OK, lets get back to the session.  I've heard all the opening Q&A, but there's still stuff to get.

Oh yeah, I'm watching through CBS News through digital broadcast. I also have the app.

Wearing my anthropology hat, I think a lot of these stormy seas have to do with ethnic clashes betwixt a highly oiled business machine mindset, and that of a government built around more transparency, even open source principles.  But then tightly controlled, private enterprises gobble up open source, and even contribute back.  Meaning I'm seeing a lot of complex merging here, the formation of new alloys (hybrid cultures).
Covfefe!

Sunday, June 04, 2017

Learning to Code

I'm back to code school teaching Monday morning. This next one is immersive, for adults, but not a boot camp.

In code school lingo, boot camp is about putting in full days at the school, assuming brick and mortar, not virtual. PDX Code Guild hosts those.  These run for several weeks, say twelve to sixteen.

However, many courses of study, from MOOCs (massive open online courses) to community college, are less intensive than boot camp, yet still immersive.

These code school boot camps don't seriously involve boots, unless someone happens to wear them. I suppose there's a pun in there somewhere, regarding self-booting computers, but that'd seem lame.

Teaching a computer language is not unlike teaching a human language, including music.  We sing a music called "ordinary speech" and don't call it singing.  Then we have other forms of singing, notated using musical notation in some cases, not that there's just one such notation.

Likewise computer languages notate what the computer will do, the programmer being less a player (the computer plays itself) than a composer.  To program is to compose.  Sometimes the movies get it wrong and show some hacker typing lines of code at almost superhuman speed.

On the contrary, programming tends to be a halting activity, with frequent breaks to pace, draw on a white board, consult documentation, doodle, sketch.  And right, there are many flavors of programming.

Python, one of these computer languages, has a grammar and vocabulary, like J does, another language I've studied (J is a close relative of APL's).  Python inherits from ABC, with an emphasis on the C (inside joke, in the sense of CPython, not to be confused with Cython, nor Jython).

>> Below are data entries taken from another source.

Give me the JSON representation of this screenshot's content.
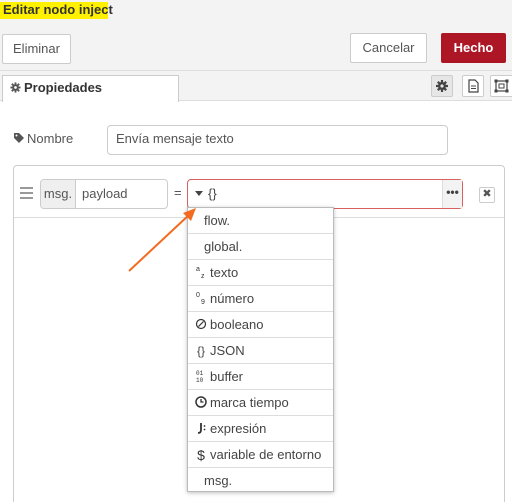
{
  "dialog": {
    "title": "Editar nodo inject"
  },
  "toolbar": {
    "delete_label": "Eliminar",
    "cancel_label": "Cancelar",
    "done_label": "Hecho"
  },
  "tabs": {
    "properties_label": "Propiedades"
  },
  "name_field": {
    "label": "Nombre",
    "value": "Envía mensaje texto"
  },
  "property": {
    "prefix": "msg.",
    "name": "payload",
    "equals": "=",
    "type_value": "{}",
    "more": "•••",
    "delete": "✖"
  },
  "type_menu": [
    {
      "label": "flow.",
      "icon": ""
    },
    {
      "label": "global.",
      "icon": ""
    },
    {
      "label": "texto",
      "icon": "string-icon"
    },
    {
      "label": "número",
      "icon": "number-icon"
    },
    {
      "label": "booleano",
      "icon": "boolean-icon"
    },
    {
      "label": "JSON",
      "icon": "json-icon"
    },
    {
      "label": "buffer",
      "icon": "buffer-icon"
    },
    {
      "label": "marca tiempo",
      "icon": "clock-icon"
    },
    {
      "label": "expresión",
      "icon": "jsonata-icon"
    },
    {
      "label": "variable de entorno",
      "icon": "dollar-icon"
    },
    {
      "label": "msg.",
      "icon": ""
    }
  ],
  "colors": {
    "accent": "#ad1625",
    "highlight": "#fff200",
    "arrow": "#f26b21"
  }
}
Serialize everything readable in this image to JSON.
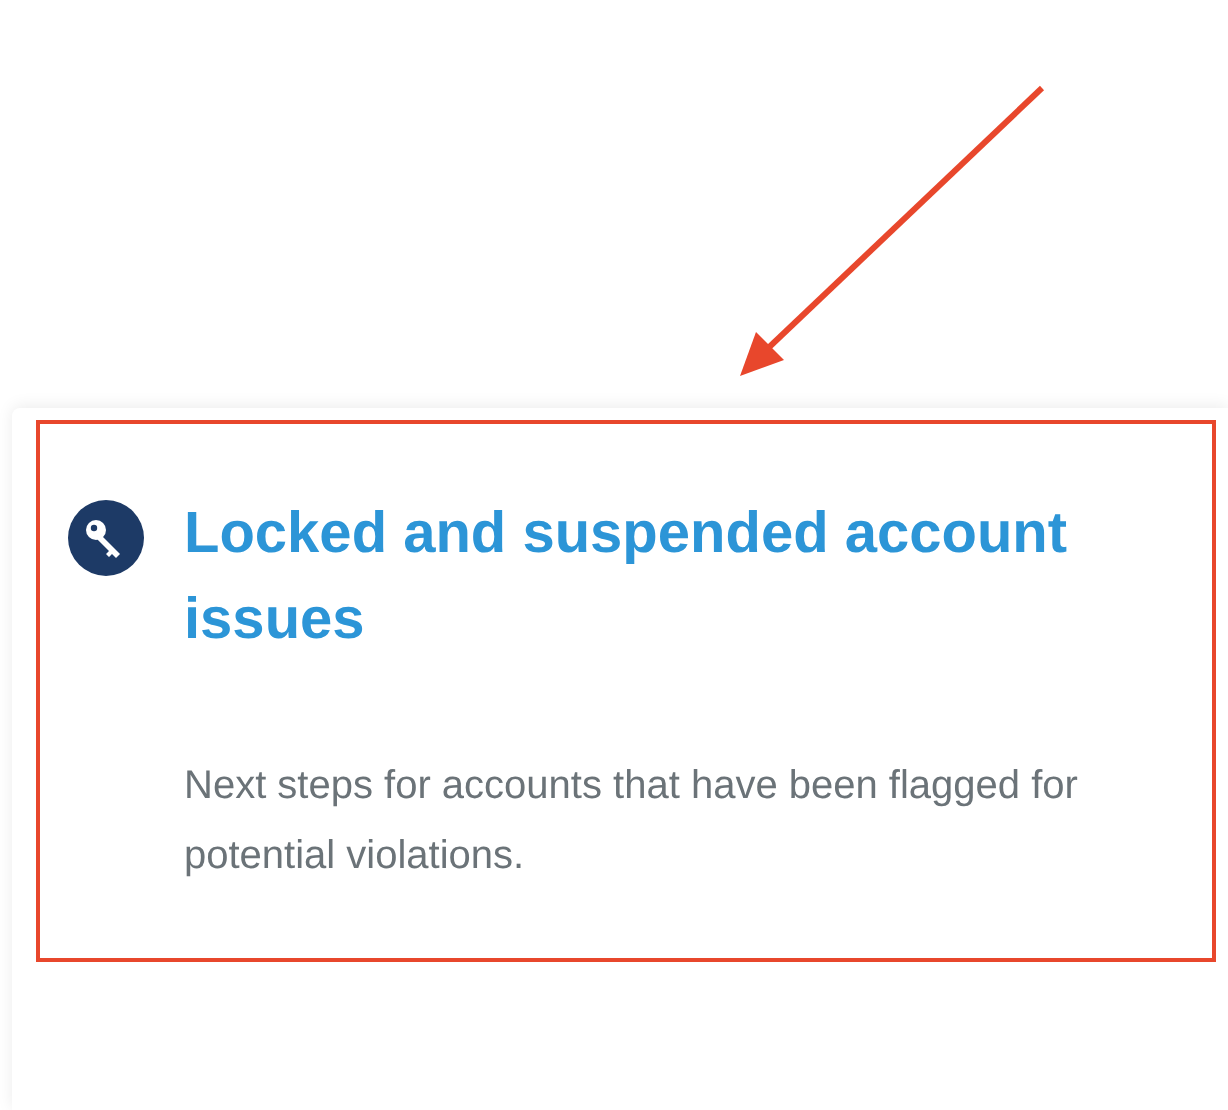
{
  "card": {
    "title": "Locked and suspended account issues",
    "description": "Next steps for accounts that have been flagged for potential violations."
  }
}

We grow in our awareness of Python through (0) its keywords and the grammatical structures they form (1) its special names, sometimes known as magic names (2) its core builtins, standard library and 3rd party modules (namespaces).

Namespaces build out the vocabulary, but in your core Python, you get the full grammar, a way of fitting puzzle pieces together.  Then it's just a matter of adding pieces, while continuing to use the same grammar.

Because of this difference between grammar and vocabulary, also real in human languages, it's possible to talk about mastering basic Python in three days of immersive hands on study.  That's not a lie.

People thinking one could never learn to play a musical instrument that quickly are correct: developing those reflexes takes a lot longer.  Music is played against time, at a fixed rate, and that's more like dance.

Programming is slow, with lots of "thinking about" and pausing, so it's the analogy that was maybe misleading.  You don't have to memorize all that much either, to master the grammar.

A vocabulary is like a shop talk.  Think how long it takes to develop familiarity with a tool set, such as for maintaining and repairing bicycles.  The heart surgeon has a tool set.  These are shop talks.  In learning Python, we're not learning to be bicycle mechanics or surgeons.

A computer language may have magic in it somehow, but that doesn't put it outside the natural limitations we're used to among human beings.  Step one in becoming a programmer is maybe setting aside certain stereotypes and misconceptions that only make the prospect seem more daunting than it is.